Facing off over a Bank of Wal-Mart

Retailer's detractors, small banks decry its bid to open limited operation

critics of banking fees like idea


Citizens Tri-County Bank tellers and managers, riled by the idea that Wal-Mart Stores Inc. wants to open a banking operation, started a letter-writing campaign a few weeks ago to the Federal Deposit Insurance Corp.

Wal-Mart has driven small businesses out of their rural area near Chattanooga, Tenn., Chief Executive Officer Glenn Barker explained, and they fear a similar fate for community banks like theirs.

But when Jack Pansegrau in Palm Springs, Calif., heard about the dust-up over Wal-Mart in banking, he sided with the world's largest retailer. Maybe the company that has saved Americans "billions and billions" could drive down fees for use of automated teller machines and other bank charges, he wrote.

Such letters have been arriving since last summer and now number nearly 2,000 - the largest-ever response to a bank application at the FDIC.

Wal-Mart must secure approval from the agency and from regulators in Utah to open a limited-purpose bank in that state, from where it could provide service nationwide.

The giant retailer has said it merely wants to process its own credit and debit transactions, but opponents fear the company is setting itself up to expand further into retail banking.

The debate also has landed in the Maryland General Assembly, which made national headlines this winter as the first state legislature to force Wal-Mart to spend more on health insurance for its workers.

Maryland lawmakers recently introduced legislation that would prevent the retailer from opening its own bank branches in stores in the state. With days left in this legislative session, however, prospects for the bill's passage this year are uncertain.

"There are pros and cons to this because Wal-Mart does offer low prices, but I think people feel at what cost?" said Edna Bonacich, a professor at the University of California in Riverside and contributor to the book, Wal-Mart: The Face of 21st Century Capitalism.

"So it depends on how they get into banking," Bonacich said. "If they behave as they have, with ruthless competitive practices, they're going to make more enemies."

Emotions over the normally arcane realm of banking regulation are running high and reflect the reasons why Wal-Mart is simultaneously reviled and adored.

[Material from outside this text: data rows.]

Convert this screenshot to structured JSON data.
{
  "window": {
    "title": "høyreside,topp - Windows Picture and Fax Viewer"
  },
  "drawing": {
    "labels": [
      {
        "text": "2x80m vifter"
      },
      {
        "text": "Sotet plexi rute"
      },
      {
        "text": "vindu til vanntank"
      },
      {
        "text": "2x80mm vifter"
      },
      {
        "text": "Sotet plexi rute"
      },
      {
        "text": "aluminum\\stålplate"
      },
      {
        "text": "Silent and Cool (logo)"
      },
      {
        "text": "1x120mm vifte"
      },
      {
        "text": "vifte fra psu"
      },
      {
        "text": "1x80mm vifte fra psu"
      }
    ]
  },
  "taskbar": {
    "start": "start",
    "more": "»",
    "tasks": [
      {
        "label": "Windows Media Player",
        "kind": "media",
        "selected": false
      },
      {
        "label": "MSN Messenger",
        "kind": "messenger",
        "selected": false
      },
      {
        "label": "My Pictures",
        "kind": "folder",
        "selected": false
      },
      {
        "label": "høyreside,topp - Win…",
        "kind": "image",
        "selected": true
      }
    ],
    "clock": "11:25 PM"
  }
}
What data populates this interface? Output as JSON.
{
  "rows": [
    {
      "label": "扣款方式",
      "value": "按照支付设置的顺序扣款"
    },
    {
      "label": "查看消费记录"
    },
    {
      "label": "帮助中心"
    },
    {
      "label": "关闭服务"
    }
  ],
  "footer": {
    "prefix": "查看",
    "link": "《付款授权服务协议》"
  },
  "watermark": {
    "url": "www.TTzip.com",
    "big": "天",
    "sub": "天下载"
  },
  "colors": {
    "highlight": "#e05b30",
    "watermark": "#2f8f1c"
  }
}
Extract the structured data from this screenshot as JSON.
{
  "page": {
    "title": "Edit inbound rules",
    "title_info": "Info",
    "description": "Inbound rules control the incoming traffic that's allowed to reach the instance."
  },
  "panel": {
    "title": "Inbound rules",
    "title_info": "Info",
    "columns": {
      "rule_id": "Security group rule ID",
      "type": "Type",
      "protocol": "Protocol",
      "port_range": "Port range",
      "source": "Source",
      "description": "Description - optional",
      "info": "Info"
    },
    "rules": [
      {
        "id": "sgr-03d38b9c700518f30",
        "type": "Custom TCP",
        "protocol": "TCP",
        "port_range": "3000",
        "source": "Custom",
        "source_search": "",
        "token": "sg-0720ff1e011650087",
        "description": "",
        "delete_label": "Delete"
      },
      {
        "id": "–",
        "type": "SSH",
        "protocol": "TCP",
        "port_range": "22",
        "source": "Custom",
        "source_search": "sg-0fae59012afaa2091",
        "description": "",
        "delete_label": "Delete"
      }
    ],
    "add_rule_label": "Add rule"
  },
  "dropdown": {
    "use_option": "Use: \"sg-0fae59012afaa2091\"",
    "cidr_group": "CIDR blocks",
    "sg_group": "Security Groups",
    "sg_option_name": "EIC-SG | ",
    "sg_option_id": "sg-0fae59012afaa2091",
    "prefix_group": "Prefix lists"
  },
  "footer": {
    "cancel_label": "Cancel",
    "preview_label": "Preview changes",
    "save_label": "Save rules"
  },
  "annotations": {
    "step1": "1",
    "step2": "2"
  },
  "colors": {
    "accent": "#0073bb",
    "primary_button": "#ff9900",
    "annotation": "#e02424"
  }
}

While the retailer delivers "every day low prices" for groceries, clothes, hardware and other products, it does so by using its clout with vendors to secure better deals and ends up far undercutting competitors, including mom-and-pop businesses.

As the world's largest employer, Wal-Mart also has been criticized by unions who contend it doesn't pay enough in wages and benefits and has shown a pattern of racial and gender discrimination.

In Washington Thursday, the issue drew protesters to the White House holding signs that read, "Don't Bank on Wal-Mart."

Among those opposing a Wal-Mart bank are 45 members of Congress who signed a letter saying the company's entry into banking would pose too many risks, including the possibility that a financial crisis at the company would wreak havoc on the nation's payment system.

Supporters of Wal-Mart's proposal include the American Financial Services Association, a trade group in Washington that says the company would bring more consumer choice and healthy competition to banking.

Allies and foes will square off at hearings on the FDIC application next month in Arlington, Va., and Overland Park, Kan.

The FDIC hasn't set a timetable for when it would act on the proposal.

Utah regulators, meanwhile, have told Wal-Mart that it must address certain concerns before they will accept its application, at which time the process for review usually takes three months.

Wal-Mart has tried - unsuccessfully - to get into the banking business three times since 1999. Separate attempts to buy an Oklahoma savings bank, partner with a bank in Canada and buy an industrial loan company in California were thwarted by state and federal regulators.

This time is different, Wal-Mart officials say, because they are proposing to start an industrial loan company with a winnowed business plan that would keep the company out of traditional banking services.

The retailer now leases space to regional and community banks, primarily in its so-called "super- centers." So far, about 1,150 branches have opened, and agreements have been struck to open another 250.

Wal-Mart says its industrial bank would process debit, credit and electronic check payments, which is done now by third-party banks for a fraction of a penny per transaction. The savings would be passed on to customers, the Bentonville, Ark., company says, and the amount could be substantial when multiplied over the hundreds of millions of transactions at Wal-Mart stores each year.

In addition, Wal-Mart wants to offer certificates of deposits to nonprofit groups and charities and to individuals through brokers. CDs are interest-bearing investments that typically require money to be deposited for a period of years and are subject to penalty if withdrawn early.